I knew her as Aunt Pat!
I have fond memories of her.  Many visits to her home as a young boy.  She would always make me a sandwich, cutting off the crust of the bread, and cutting them into small bite-size wedges.  She kept a very neat and tidy home.  My mom would sit in the living room with her in fancy chairs with wooden arms sipping tea, and talking about who knows what.  I was only permitted into the living room on one occasion to see her sea shell collection which she had so meticulously arranged on a glass table in the front window.  Then it was off to the swimming pool in the backyard with my uncle Ivar to play and cool off during the hot Southern California summer.  Every year she would send me a valentine, and a birthday card, and I often received a package in the mail at Christmas time with a tin of sweets!  She loved sweets, and took joy in sharing them with me.
I feel my Aunt Pat played some roll in sparking my interest in genealogy, and family history.   I remember her giving me a small white card with a baby in a basket printed in black ink on the front cover. It had deckled edges and a soft cotton texture.  Inside, and onto the back cover she had written the names of my grand-mother, and grand-father, and some other people I had never met, and didn't know.  I don't remember what ever happened to that card, but to this day I can still see it in my mind, and remember the soft sent of her perfume that lingered on the paper. So, yes, I would have to say it left a major impression.
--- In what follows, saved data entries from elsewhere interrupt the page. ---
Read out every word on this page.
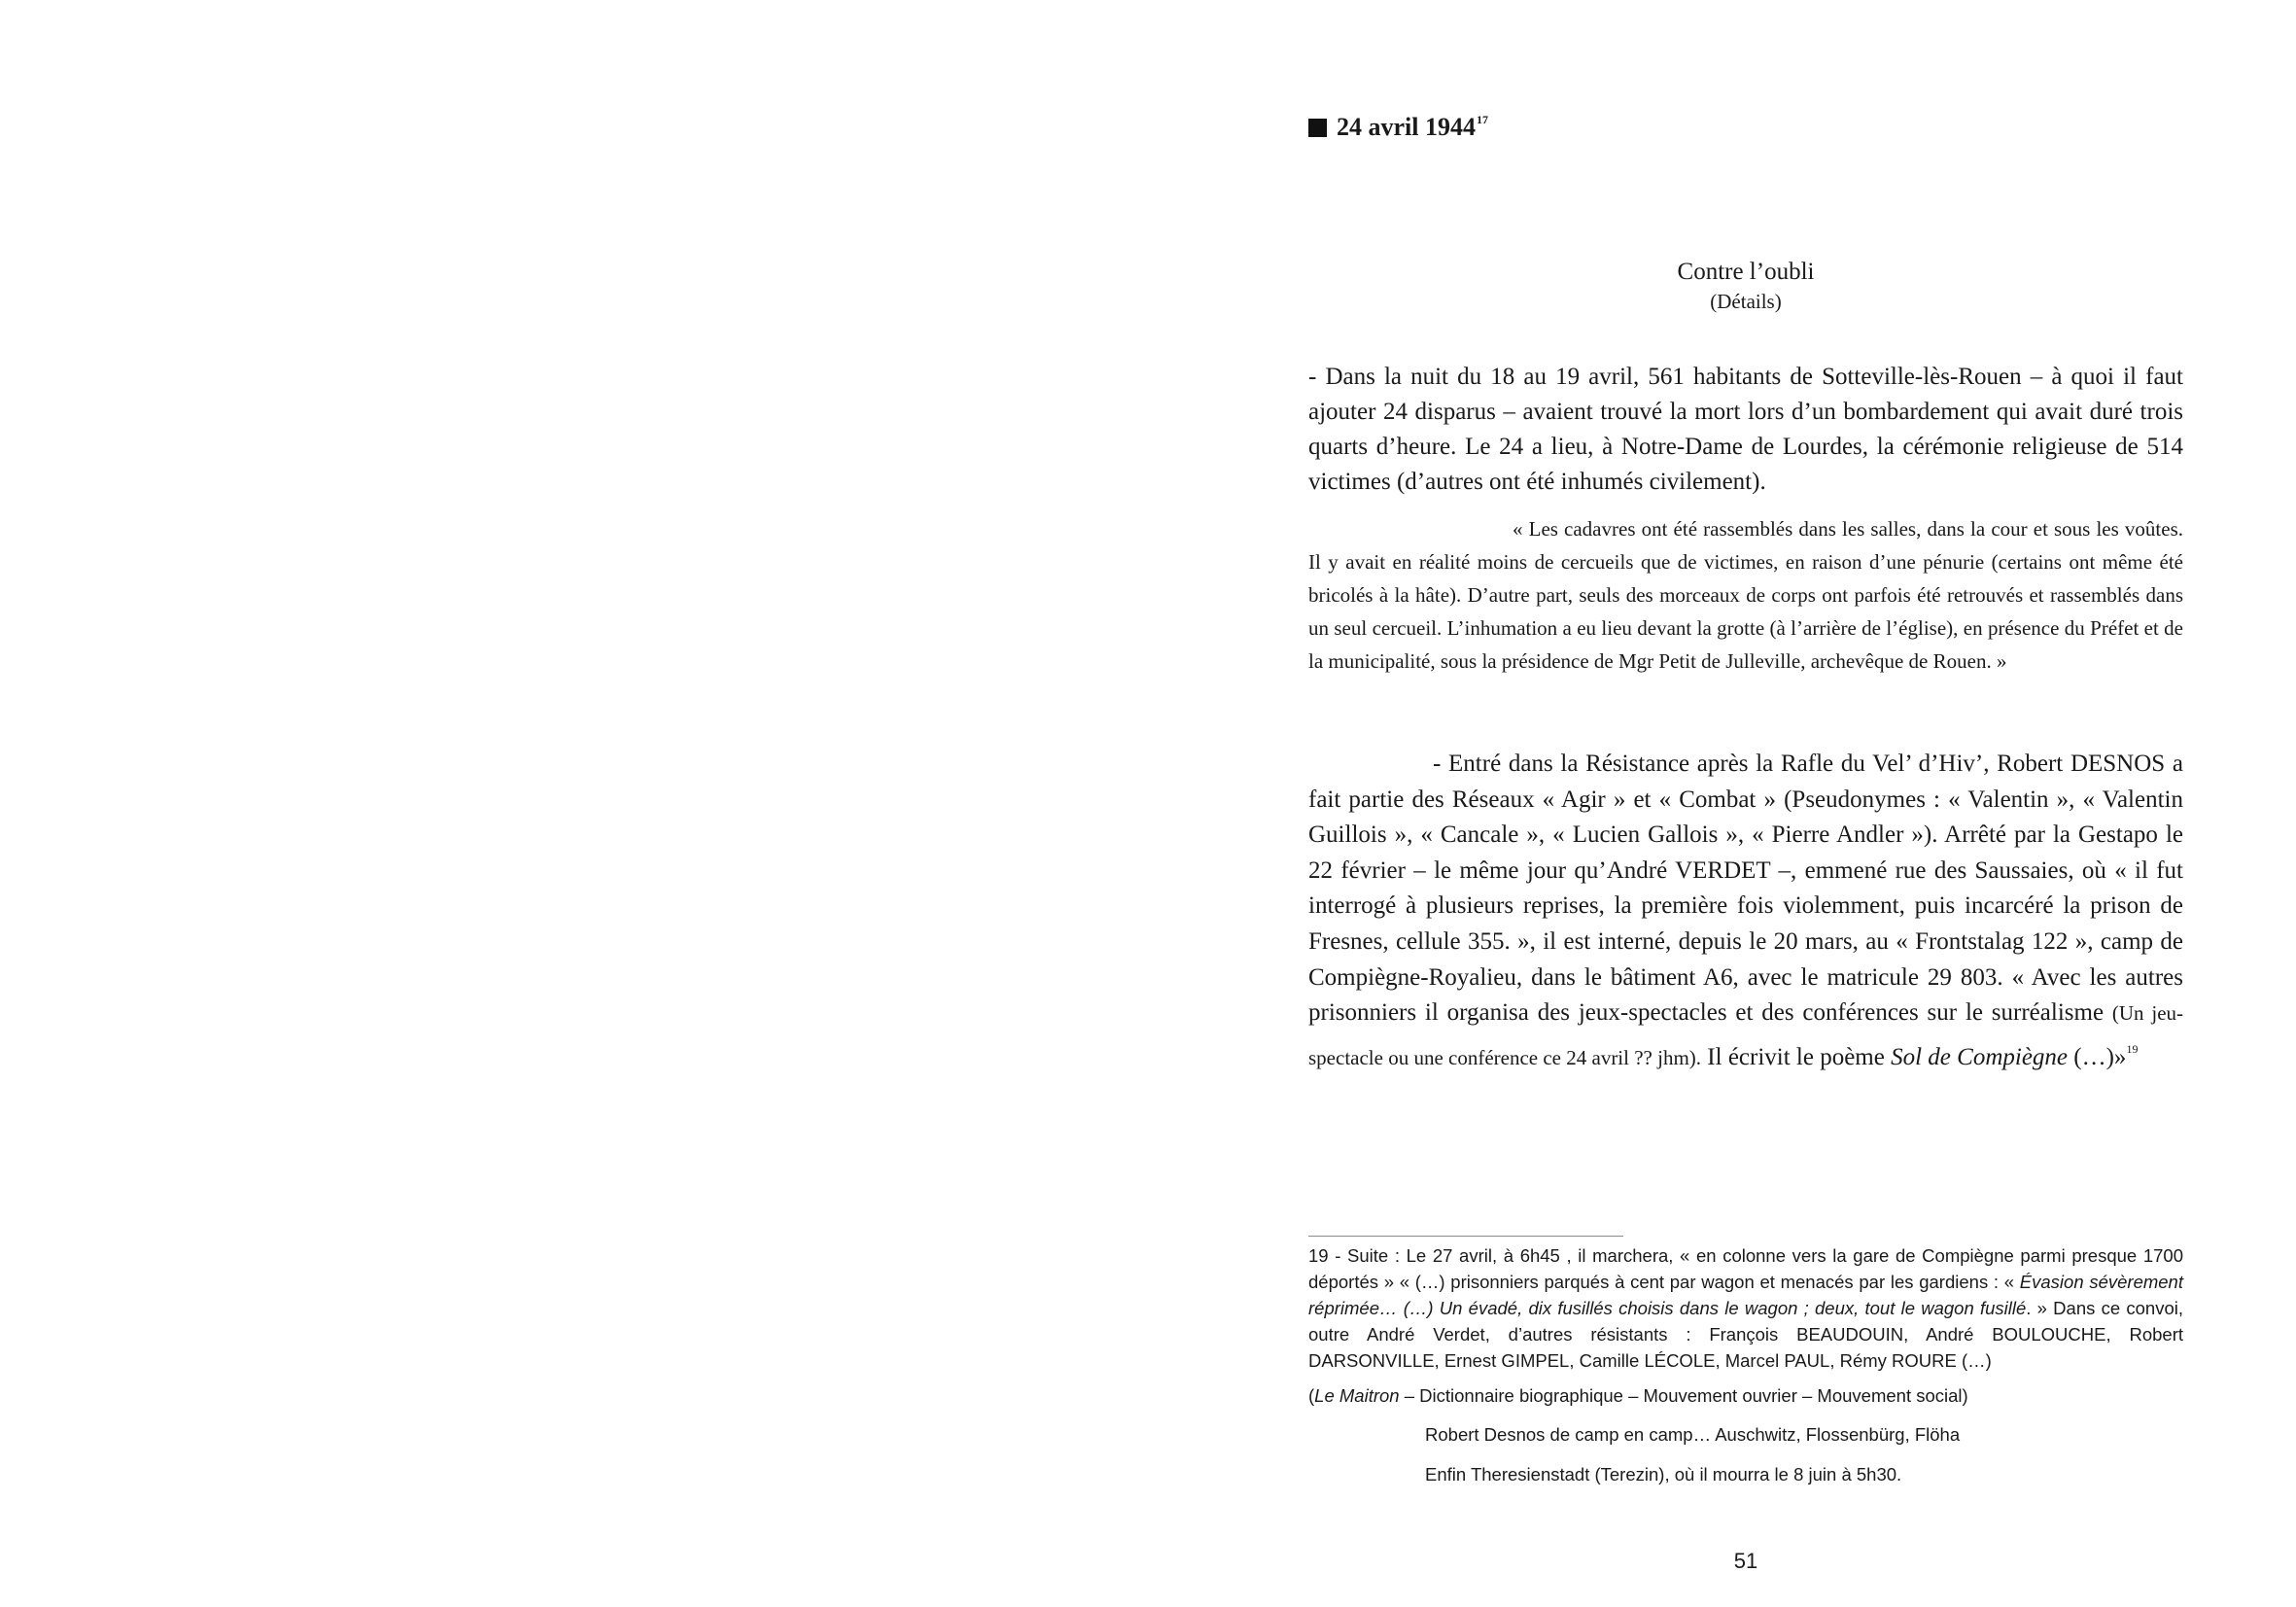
24 avril 1944$^{17}$
Contre l’oubli
(Détails)

- Dans la nuit du 18 au 19 avril, 561 habitants de Sotteville-lès-Rouen – à quoi il faut ajouter 24 disparus – avaient trouvé la mort lors d’un bombardement qui avait duré trois quarts d’heure. Le 24 a lieu, à Notre-Dame de Lourdes, la cérémonie religieuse de 514 victimes (d’autres ont été inhumés civilement).

« Les cadavres ont été rassemblés dans les salles, dans la cour et sous les voûtes. Il y avait en réalité moins de cercueils que de victimes, en raison d’une pénurie (certains ont même été bricolés à la hâte). D’autre part, seuls des morceaux de corps ont parfois été retrouvés et rassemblés dans un seul cercueil. L’inhumation a eu lieu devant la grotte (à l’arrière de l’église), en présence du Préfet et de la municipalité, sous la présidence de Mgr Petit de Julleville, archevêque de Rouen. »

- Entré dans la Résistance après la Rafle du Vel’ d’Hiv’, Robert DESNOS a fait partie des Réseaux « Agir » et « Combat » (Pseudonymes : « Valentin », « Valentin Guillois », « Cancale », « Lucien Gallois », « Pierre Andler »). Arrêté par la Gestapo le 22 février – le même jour qu’André VERDET –, emmené rue des Saussaies, où « il fut interrogé à plusieurs reprises, la première fois violemment, puis incarcéré la prison de Fresnes, cellule 355. », il est interné, depuis le 20 mars, au « Frontstalag 122 », camp de Compiègne-Royalieu, dans le bâtiment A6, avec le matricule 29 803. « Avec les autres prisonniers il organisa des jeux-spectacles et des conférences sur le surréalisme (Un jeu-spectacle ou une conférence ce 24 avril ?? jhm). Il écrivit le poème Sol de Compiègne (…)»$^{19}$

19 - Suite : Le 27 avril, à 6h45 , il marchera, « en colonne vers la gare de Compiègne parmi presque 1700 déportés » « (…) prisonniers parqués à cent par wagon et menacés par les gardiens : « Évasion sévèrement réprimée… (…) Un évadé, dix fusillés choisis dans le wagon ; deux, tout le wagon fusillé. » Dans ce convoi, outre André Verdet, d’autres résistants : François BEAUDOUIN, André BOULOUCHE, Robert DARSONVILLE, Ernest GIMPEL, Camille LÉCOLE, Marcel PAUL, Rémy ROURE (…)

(Le Maitron – Dictionnaire biographique – Mouvement ouvrier – Mouvement social)

Robert Desnos de camp en camp… Auschwitz, Flossenbürg, Flöha

Enfin Theresienstadt (Terezin), où il mourra le 8 juin à 5h30.

51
My research has grown over the years, so much since that early white card with the names written into it.  I now have well over twelve thousand names in my tree, and it continues to grow daily.  So, I felt a deep trouble, why I couldn't find who my Aunt Pat was, and where she came from.  Who did she descend from that made her so special in my heart.
Ivar & Pat Mellen
So, I was getting ready to send off $27.00 last night to order her birth certificate.   During my many fact finding missions I had been told that her name wasn't Pat. That Pat, or Patsy, was just a nickname.  Just like Whitey, a nickname she gave to my Uncle Ivar.  I have been given many names over the years that her name was Jane.  Or Louise.  When family gives you anything you cannot just discard it.  There is always a bit of fact somewhere in the stories.  People do change names over their lifetime.  Look at me.  I can't think how many different names I have had over my short life.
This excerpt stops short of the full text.